PANEL: Sororidad. Redes de ayuda entre mujeres en los siglos XIX y XX (Sorority. Women's aid networks in the 19th and 20th centuries)
20/05/2024 14:15 - 15:15
HALL: LA PIRA - ROOM 3

Proponent: Muñoz M.

Chair: Escrig C.

Speaker: Escrig C., Muñoz M., Núñez-Bargueño N., Ramirez Guerra M.

The starting point of this book is the definition of sorority as "a group formed by friendship and reciprocity between women who share the same ideal and work towards the same goal" (Real Academia Española). The volume uses primary sources and a wide range of updated bibliography for showing women linked by the aforementioned bonds, and not by searching isolated empowerment targets.

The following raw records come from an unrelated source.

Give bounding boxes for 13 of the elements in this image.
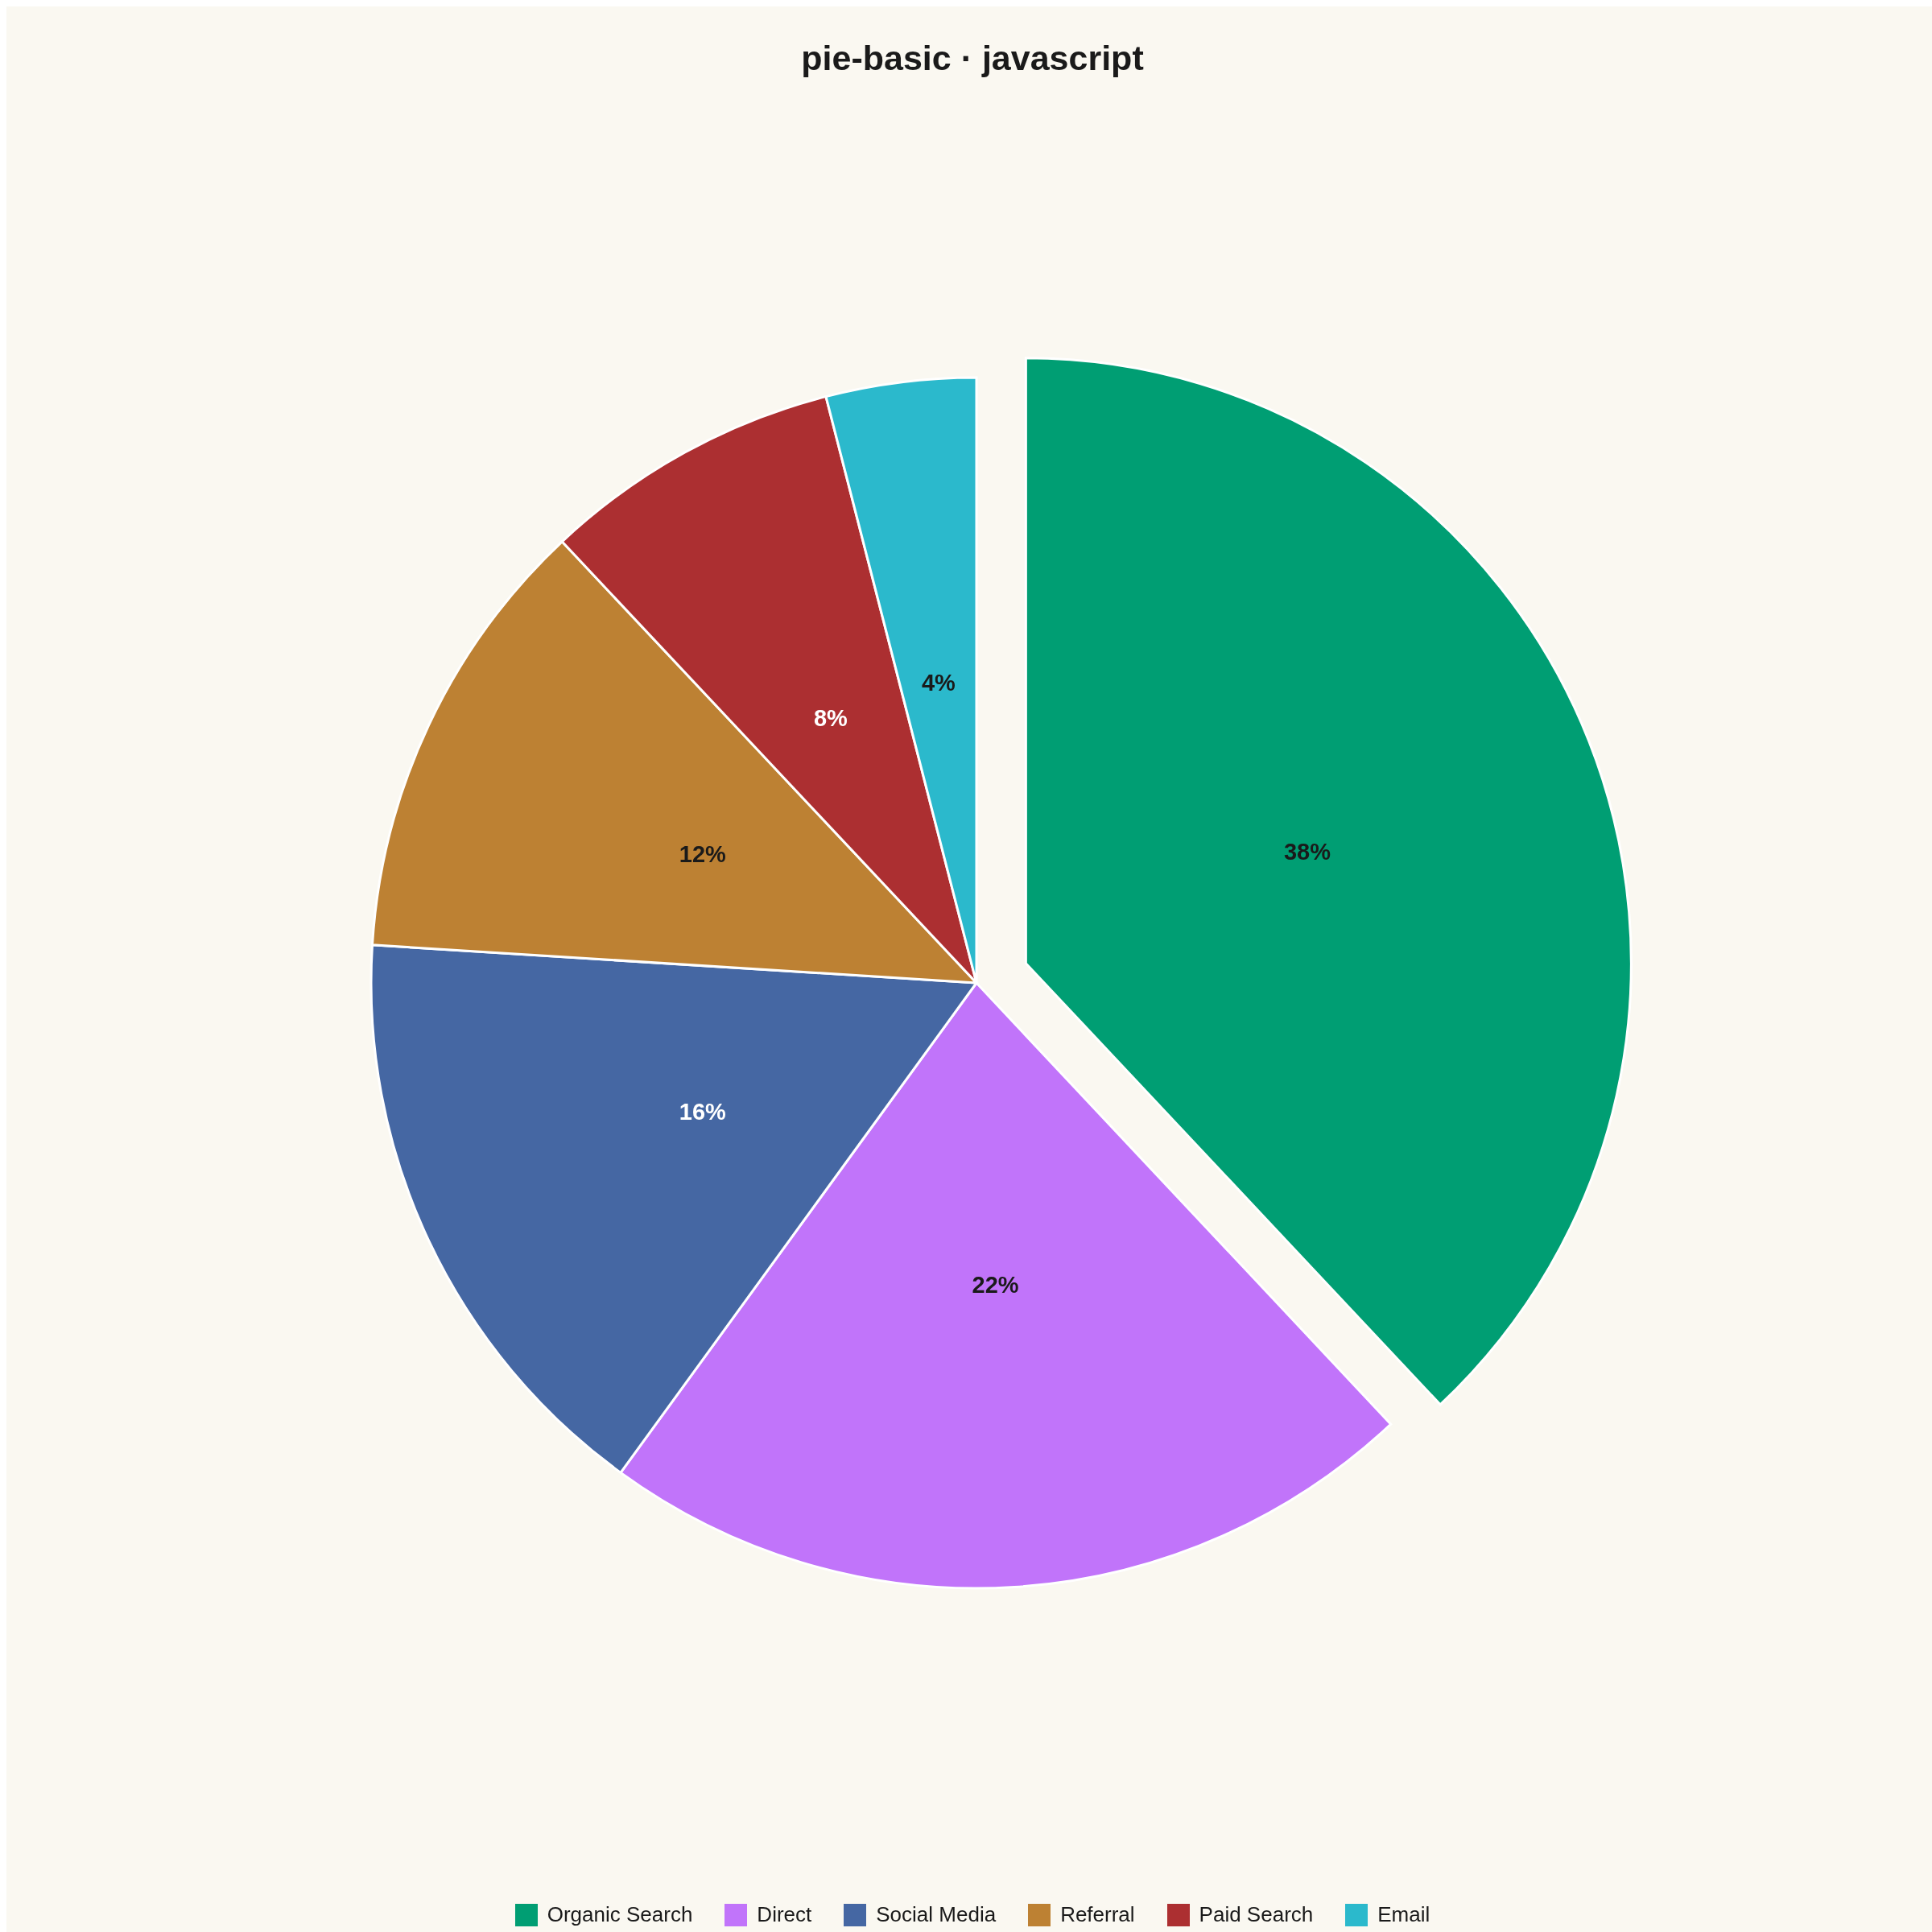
data-label: 38%	[1283, 839, 1331, 865]
legend-label: Direct	[757, 1902, 812, 1927]
chart-title: pie-basic · javascript	[800, 39, 1145, 78]
data-label: 4%	[921, 669, 956, 696]
legend-label: Social Media	[876, 1902, 997, 1927]
data-label: 22%	[972, 1272, 1019, 1298]
data-label: 8%	[813, 704, 848, 731]
legend-label: Referral	[1060, 1902, 1135, 1927]
data-label: 12%	[679, 840, 727, 867]
data-label: 16%	[679, 1099, 727, 1125]
legend-label: Organic Search	[547, 1902, 693, 1927]
legend-label: Email	[1377, 1902, 1430, 1927]
legend-label: Paid Search	[1199, 1902, 1314, 1927]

In the 19th century, it focuses on the Asociación de Socorro de Religiosas de Madrid, organised by aristocratic women to assist exclaustrated nuns during the period of exalted liberalism, on women's access to the Ateneo de Madrid, the most important intellectual centre in 19th-century Spain, and on the relations between European missionaries (Anglican laywomen and Catholic nuns) and indigenous African women in the 19th and 20th centuries.


In the 20th century, it revolves around the sorority networks of the Spanish poet Ernestina de Champourcin, a member of the generation of '27. Also, on American pioneers such as Kate Miller, Robin Morgan, Hazel Carby and the Mexican Marcela Lagarde, whose trail was followed by a wide variety of scholars devoted to women's history: Mary Beard, Miriam Holden, Miriam Holden, Eugenie Leonard, Jill Conway, Gerda Lerner and Natalie Davis. Another perspective addressed is the narrative and action of suffragette Dorothy Day, Nobel Prize winner Svetlana Alexievich, Jane Hawking, Katharine Graham and the Nobel Prize winner Sihrin Ebadi.